Son las 23:00, debería dormir. Pero llevo ya unos 40 minutos sin poder salir de Threads.

Alguien escribe que la gente gorda es simplemente vaga. Mis dedos ya teclean que es un idiota, pero me detengo a tiempo: no es muy bonito y ¿cómo afectará a mi reputación?
Quiero escribir educadamente que está equivocado, redacto mis argumentos, pero luego pienso: "¿y para qué necesito esto?" y cierro el hilo.

Sigo desplazándome. Alguien vuelve a criticar a los nutricionistas, Igor borracho va a casa, y en el hilo de al lado hay un acalorado debate sobre si se puede dejar entrar perros a los cafés.

¡Por dios, solo necesitaba "preguntar algo" solo revisar las notificaciones! ¿Por qué leo todo esto?😠

Intenté luchar contra esto. Apagué las notificaciones para que no me distrajeran. ¡Ja! Ahora incluso entro más a menudo, por si acaso me ha llegado un nuevo comentario.

Boré la aplicación de mi vista, incluso funcionó por un tiempo. Más difícil de acceder, menos probabilidades de abrirla. Pero el cerebro aprendió rápido a sortear este obstáculo.

Resulta que el otro día iba por la calle, pensando en cómo había llegado a esta situación, y de repente vi el elefante en la habitación.
¡Baaa! Es el mismo mecanismo conocido: el enganche en las redes sociales y los atracones emocionales se basan en un bucle de recompensa muy similar.


Así es como funciona.

Las redes sociales están diseñadas como un casino. Funcionan según el principio de una máquina tragamonedas: la persona recibe una recompensa variable: una publicación aburrida → la siguiente engancha → la tercera es un cringe extremo → la cuarta es divertida.

No puedes parar porque "¿y si lo siguiente es aún mejor?". El cerebro espera su premio gordo, y esto impulsa el deseo de seguir desplazándose.

Con la comida es el mismo escenario, pero con un truco.

El primer trozo de chocolate da mucho placer. Al quinto, la señal se debilita. En el décimo, el placer se atenúa. Es un efecto similar a la adaptación sensorial.

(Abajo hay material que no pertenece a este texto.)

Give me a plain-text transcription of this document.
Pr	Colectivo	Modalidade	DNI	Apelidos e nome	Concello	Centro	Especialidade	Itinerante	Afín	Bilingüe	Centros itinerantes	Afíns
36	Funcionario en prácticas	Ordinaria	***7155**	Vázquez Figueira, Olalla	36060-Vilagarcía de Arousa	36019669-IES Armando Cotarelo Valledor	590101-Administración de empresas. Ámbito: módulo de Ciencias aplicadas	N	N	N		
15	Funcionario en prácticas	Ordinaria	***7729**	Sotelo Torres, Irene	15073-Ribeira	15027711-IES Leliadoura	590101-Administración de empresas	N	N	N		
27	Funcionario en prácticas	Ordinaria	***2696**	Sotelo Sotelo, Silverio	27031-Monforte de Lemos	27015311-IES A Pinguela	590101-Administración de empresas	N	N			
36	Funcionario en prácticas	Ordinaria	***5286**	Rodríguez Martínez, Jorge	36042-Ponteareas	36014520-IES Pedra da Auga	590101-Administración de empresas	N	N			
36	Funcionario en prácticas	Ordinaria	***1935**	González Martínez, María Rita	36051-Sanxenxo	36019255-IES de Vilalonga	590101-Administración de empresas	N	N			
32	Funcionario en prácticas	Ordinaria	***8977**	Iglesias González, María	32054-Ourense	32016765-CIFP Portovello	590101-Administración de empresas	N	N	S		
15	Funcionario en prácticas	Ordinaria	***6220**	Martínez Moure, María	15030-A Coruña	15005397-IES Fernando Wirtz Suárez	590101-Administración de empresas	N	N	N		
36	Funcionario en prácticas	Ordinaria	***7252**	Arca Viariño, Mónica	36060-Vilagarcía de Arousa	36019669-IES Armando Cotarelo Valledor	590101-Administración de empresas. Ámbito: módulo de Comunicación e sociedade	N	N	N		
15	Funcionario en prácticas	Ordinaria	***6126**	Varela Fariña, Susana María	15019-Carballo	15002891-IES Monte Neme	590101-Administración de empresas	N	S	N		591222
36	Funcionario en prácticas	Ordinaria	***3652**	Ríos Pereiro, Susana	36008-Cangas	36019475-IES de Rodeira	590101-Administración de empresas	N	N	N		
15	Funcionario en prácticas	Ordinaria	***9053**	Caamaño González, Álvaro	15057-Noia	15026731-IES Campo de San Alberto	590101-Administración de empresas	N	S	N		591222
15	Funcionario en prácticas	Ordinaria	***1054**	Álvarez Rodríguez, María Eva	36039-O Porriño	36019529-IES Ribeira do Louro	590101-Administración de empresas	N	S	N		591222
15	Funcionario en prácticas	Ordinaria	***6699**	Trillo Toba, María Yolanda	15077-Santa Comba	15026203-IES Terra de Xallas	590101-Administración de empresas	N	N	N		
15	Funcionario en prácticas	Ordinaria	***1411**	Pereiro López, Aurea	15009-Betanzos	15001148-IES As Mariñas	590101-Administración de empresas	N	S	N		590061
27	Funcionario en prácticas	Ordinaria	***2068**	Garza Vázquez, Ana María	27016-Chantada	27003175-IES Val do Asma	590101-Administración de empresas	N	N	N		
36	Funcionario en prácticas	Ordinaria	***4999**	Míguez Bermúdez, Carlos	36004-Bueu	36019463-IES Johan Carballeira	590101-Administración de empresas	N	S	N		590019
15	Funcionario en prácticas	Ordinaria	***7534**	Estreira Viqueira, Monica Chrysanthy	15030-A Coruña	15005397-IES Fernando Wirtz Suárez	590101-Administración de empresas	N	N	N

Pero el cerebro continúa el escenario por costumbre, con la esperanza de obtener más dopamina.

La comida tiene un límite fisiológico
: entran en juego las señales de hambre y saciedad, y el estómago no es de goma.

Las redes sociales, en cambio, pueden mantener la atención indefinidamente porque la novedad no se acaba.
Por eso se puede pasar más tiempo enganchado en discusiones que comiendo caramelos.


Caí en una trampa clásica: sé cómo funciona todo esto, sé cómo detenerlo. Enseño a mis clientes a trabajar con ello, a detener estos guiones y reemplazarlos por otros nuevos. Tengo en mi arsenal métodos científicamente fundamentados y experiencia, soy una especialista.
Una vez yo misma me libré de los atracones de esta manera.

Pero eso no me impide perder 1,5 horas de mi vida en Threads.🤡

El automatismo no se cura con fuerza de voluntad. Se cura cambiando el algoritmo y adquiriendo un nuevo hábito.

Es hora de aplicar mis propios consejos a mí misma.
Lo importante aquí es no caer en la trampa de "cambiar una cosa por otra similar", de eso hablaré por separado.

¿Y vosotros, en qué os engancháis antes de dormir o cuando queréis descansar? ¿No soy la única, verdad?